In the kitchen, their mother—looking incongruously cheerful becaus
e of the white apron covering the black widow’s frock that she had worn since her husband’s death the previous winter—produced a pile of egg and lettuce sandwiches, which were resting under a cloth on the long counter by the sink. She was pulling the lid off a tin of seed cake when they came in, letting the screen door slam. “Prop that damn door up,” Gladys Hughes said. “We can’t have it banging all day.” Mabel pushed another piece of wood into the stove and put the kettle on. Two large brown teapots were ready on the counter.
“Hello, Mrs. Hughes,” Isabel said, standing by the sink, her hands in the pockets of her apron, her black curly hair pulled away from her face. Bangs curled over her forehead emphasizing her dark eyes. Her small face at rest was always serious, as if she were anticipating some unexpected threat.
Why did that girl always look so uncomfortable, Gladys thought, looking at her, “Hello, Isabel. Your mother all right?”
“Yeah, she’s all right. She stayed home.”
“Yes, I can see that. And little Joe? Why didn’t he come? We’ve lots to eat.”
“He’s home too. He’s not feeling well.”
“Well, it’s good of you to come and help.”

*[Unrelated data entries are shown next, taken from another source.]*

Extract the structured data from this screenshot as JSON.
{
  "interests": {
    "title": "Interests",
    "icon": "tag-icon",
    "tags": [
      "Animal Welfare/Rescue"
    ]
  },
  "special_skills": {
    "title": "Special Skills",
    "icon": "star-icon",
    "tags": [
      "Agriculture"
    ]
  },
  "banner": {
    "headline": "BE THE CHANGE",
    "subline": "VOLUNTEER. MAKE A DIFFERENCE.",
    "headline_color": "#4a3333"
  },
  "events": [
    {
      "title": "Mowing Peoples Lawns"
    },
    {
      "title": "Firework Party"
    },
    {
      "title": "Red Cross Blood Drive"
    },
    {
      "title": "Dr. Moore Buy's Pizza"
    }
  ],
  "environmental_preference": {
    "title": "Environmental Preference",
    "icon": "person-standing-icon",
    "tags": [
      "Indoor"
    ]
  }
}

“Here, you take these,” Mabel handed Isabel the tablecloth and napkins and then pointed at the drawer. “Gwen, get the forks. Will we need knives? I’ll bring the plates.” On the way across the yard, Mabel called out to Andrew, “You can help with the chairs and benches. Maybe we’ll let you have something to eat then.”
Andrew, feeling that Mabel’s warning was in earnest, carried chairs one by one from the kitchen and then helped Gwen with the two benches that were kept in the garage.
Called to lunch, the work party went around the back of the house to the tap. Gladys was arranging the food on the table. “Better take them some towels,” she said to Mabel. “They’ll be unusable after they finish with them,” she added glumly.